What should I know about the market for advertising to kids online?

There are three macro trends when it comes to advertising to children in digital media:

  • It’s big — and getting bigger. PriceWaterhouseCoopers estimates the digital media market for children will grow to $1.7 billion by 2021. Kids were also 40% of new internet users in 2018, making them one of the fastest-growing audiences online.
  • It’s regulated. Around the world, governments have legislated data privacy and safety protections for kids’ digital experiences.
  • It’s changing. The momentum for governments and commercial platforms to protect kids is only increasing. Between 2016 and 2019 alone, new data protection laws or bills have been proposed in China, India, and Australia and enforcement has begun of GDPR-K in Europe. In the U.S., amendments to COPPA are being discussed in Congress, and the California Consumer Privacy Act (CCPA) goes into effect on January 1, 2020. In 2019, Google, Apple, and Facebook announced changes to their policies and platforms that recognize kids as an audience that requires special treatment.

What are the demographics of children online and what devices do they use?

Access to electronic devices, and therefore advertising, begins very early in a child’s life. eMarketer reports over 36% of children under the age of two have access to tablets and smartphones.

Guide to Navigating COPPA

What is the role of the COPPA flag in programmatic advertising?

Part of IAB’s OpenRTB specification, the COPPA flag is an attribute of a bid request that signals whether that request is for the opportunity to serve an ad to a child protected by COPPA. (It is the publisher issuing the bid request who has determined whether the user is a child.) The flag will have a value of 1 if the user is a child subject to COPPA, and a value of 0 otherwise. This flag allows media buyers to programmatically decide whether to make a bid and whether they can use tracking and targeting technologies with that impression.

What is kidtech?

In general, kidtech describes the infrastructure, products, and services used to power children’s digital experiences including advertising. Increasingly advertisers, agencies, content creators, and monetization platforms on both the buy-side and the sell-side have employed kidtech to manage and ensure compliance with COPPA.

What KPIs are used in marketing to kids and what does this mean for the ad creative?

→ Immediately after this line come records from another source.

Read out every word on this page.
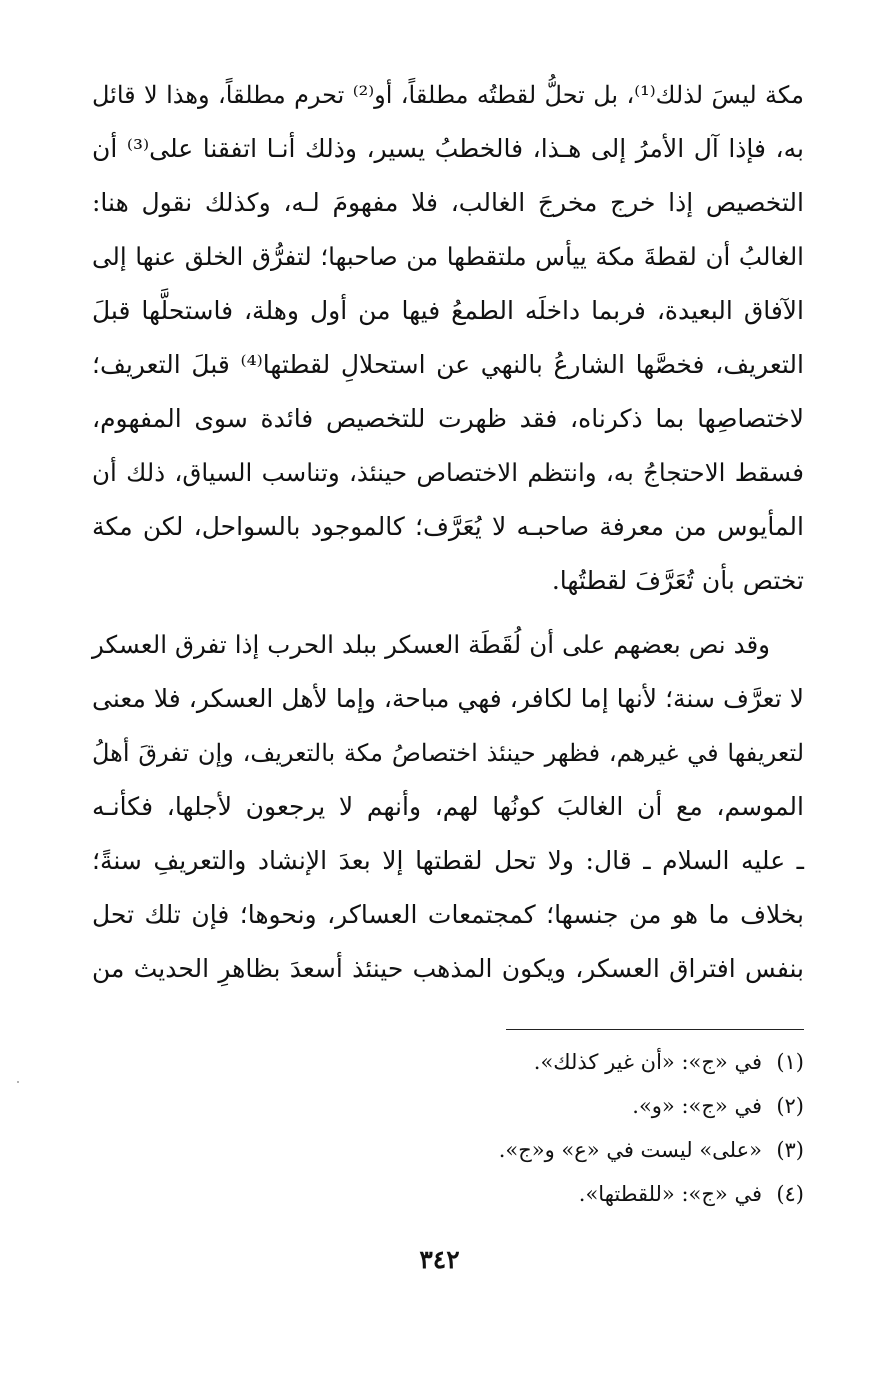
مكة ليسَ لذلك⁽¹⁾، بل تحلُّ لقطتُه مطلقاً، أو⁽²⁾ تحرم مطلقاً، وهذا لا قائل
به، فإذا آل الأمرُ إلى هـذا، فالخطبُ يسير، وذلك أنـا اتفقنا على⁽³⁾ أن
التخصيص إذا خرج مخرجَ الغالب، فلا مفهومَ لـه، وكذلك نقول هنا:
الغالبُ أن لقطةَ مكة ييأس ملتقطها من صاحبها؛ لتفرُّق الخلق عنها إلى
الآفاق البعيدة، فربما داخلَه الطمعُ فيها من أول وهلة، فاستحلَّها قبلَ
التعريف، فخصَّها الشارعُ بالنهي عن استحلالِ لقطتها⁽⁴⁾ قبلَ التعريف؛
لاختصاصِها بما ذكرناه، فقد ظهرت للتخصيص فائدة سوى المفهوم،
فسقط الاحتجاجُ به، وانتظم الاختصاص حينئذ، وتناسب السياق، ذلك أن
المأيوس من معرفة صاحبـه لا يُعَرَّف؛ كالموجود بالسواحل، لكن مكة
تختص بأن تُعَرَّفَ لقطتُها.
وقد نص بعضهم على أن لُقَطَة العسكر ببلد الحرب إذا تفرق العسكر
لا تعرَّف سنة؛ لأنها إما لكافر، فهي مباحة، وإما لأهل العسكر، فلا معنى
لتعريفها في غيرهم، فظهر حينئذ اختصاصُ مكة بالتعريف، وإن تفرقَ أهلُ
الموسم، مع أن الغالبَ كونُها لهم، وأنهم لا يرجعون لأجلها، فكأنـه
ـ عليه السلام ـ قال: ولا تحل لقطتها إلا بعدَ الإنشاد والتعريفِ سنةً؛
بخلاف ما هو من جنسها؛ كمجتمعات العساكر، ونحوها؛ فإن تلك تحل
بنفس افتراق العسكر، ويكون المذهب حينئذ أسعدَ بظاهرِ الحديث من
(١)في «ج»: «أن غير كذلك».
(٢)في «ج»: «و».
(٣)«على» ليست في «ع» و«ج».
(٤)في «ج»: «للقطتها».
٣٤٢
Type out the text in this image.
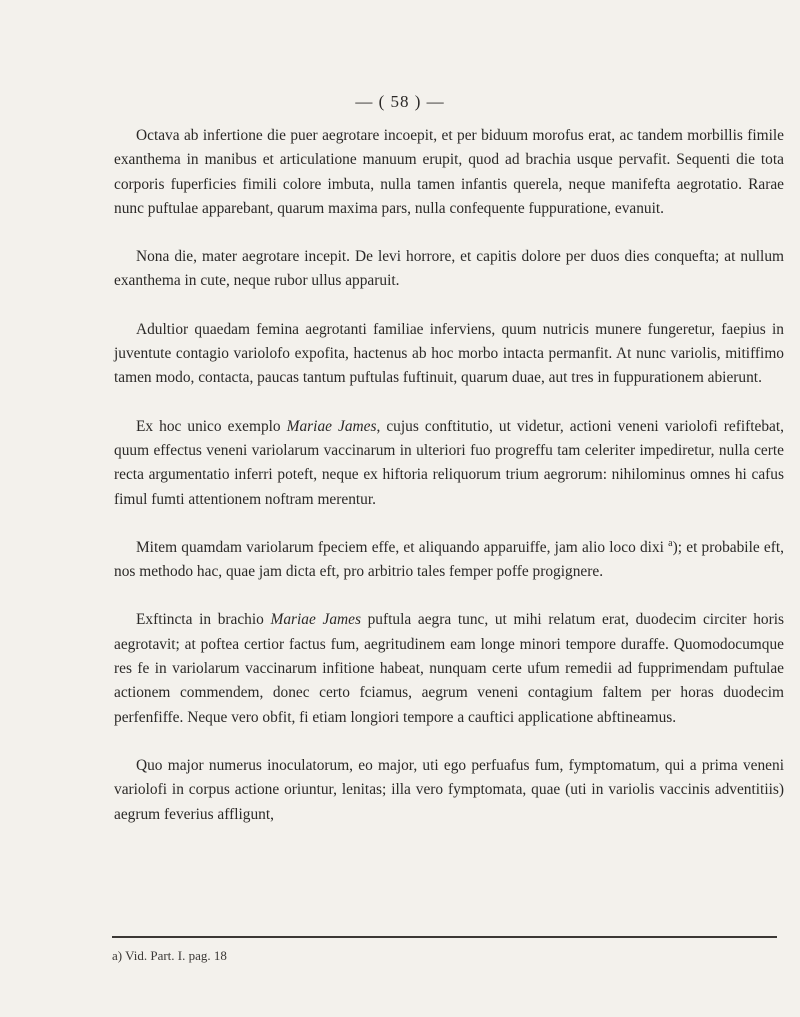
— ( 58 ) —

Octava ab infertione die puer aegrotare incoepit, et per biduum morofus erat, ac tandem morbillis fimile exanthema in manibus et articulatione manuum erupit, quod ad brachia usque pervafit. Sequenti die tota corporis fuperficies fimili colore imbuta, nulla tamen infantis querela, neque manifefta aegrotatio. Rarae nunc puftulae apparebant, quarum maxima pars, nulla confequente fuppuratione, evanuit.

Nona die, mater aegrotare incepit. De levi horrore, et capitis dolore per duos dies conquefta; at nullum exanthema in cute, neque rubor ullus apparuit.

Adultior quaedam femina aegrotanti familiae inferviens, quum nutricis munere fungeretur, faepius in juventute contagio variolofo expofita, hactenus ab hoc morbo intacta permanfit. At nunc variolis, mitiffimo tamen modo, contacta, paucas tantum puftulas fuftinuit, quarum duae, aut tres in fuppurationem abierunt.

Ex hoc unico exemplo Mariae James, cujus conftitutio, ut videtur, actioni veneni variolofi refiftebat, quum effectus veneni variolarum vaccinarum in ulteriori fuo progreffu tam celeriter impediretur, nulla certe recta argumentatio inferri poteft, neque ex hiftoria reliquorum trium aegrorum: nihilominus omnes hi cafus fimul fumti attentionem noftram merentur.

Mitem quamdam variolarum fpeciem effe, et aliquando apparuiffe, jam alio loco dixi $^a$); et probabile eft, nos methodo hac, quae jam dicta eft, pro arbitrio tales femper poffe progignere.

Exftincta in brachio Mariae James puftula aegra tunc, ut mihi relatum erat, duodecim circiter horis aegrotavit; at poftea certior factus fum, aegritudinem eam longe minori tempore duraffe. Quomodocumque res fe in variolarum vaccinarum infitione habeat, nunquam certe ufum remedii ad fupprimendam puftulae actionem commendem, donec certo fciamus, aegrum veneni contagium faltem per horas duodecim perfenfiffe. Neque vero obfit, fi etiam longiori tempore a cauftici applicatione abftineamus.

Quo major numerus inoculatorum, eo major, uti ego perfuafus fum, fymptomatum, qui a prima veneni variolofi in corpus actione oriuntur, lenitas; illa vero fymptomata, quae (uti in variolis vaccinis adventitiis) aegrum feverius affligunt,

a) Vid. Part. I. pag. 18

Engagement is typically the core key performance indicator for children’s marketing, as a responsible and effective message to kids should encourage interest and excitement for products. This means the language for reaching children and adults should be different. For example, while adults might be encouraged to buy or shop, children should be encouraged to learn, play, or explore.

Guide to Navigating COPPA 1

By embedding privacy and responsibility into every facet of the business, organizations will be better prepared to adapt to the evolving landscape of children’s data laws and establish trusting relationships with their customers by demonstrating a commitment to digital safety.

Recommendations for COPPA Compliance and Best Practices

Content creators (publishers or brands with kid-friendly content), brands, agencies, and every company involved in the buying and selling of ads have an obligation under COPPA to avoid collecting and processing data of children under the age of 13 without explicit consent from parents. In this section, we provide some practical guidance and best practices on how each member of the advertising ecosystem can comply.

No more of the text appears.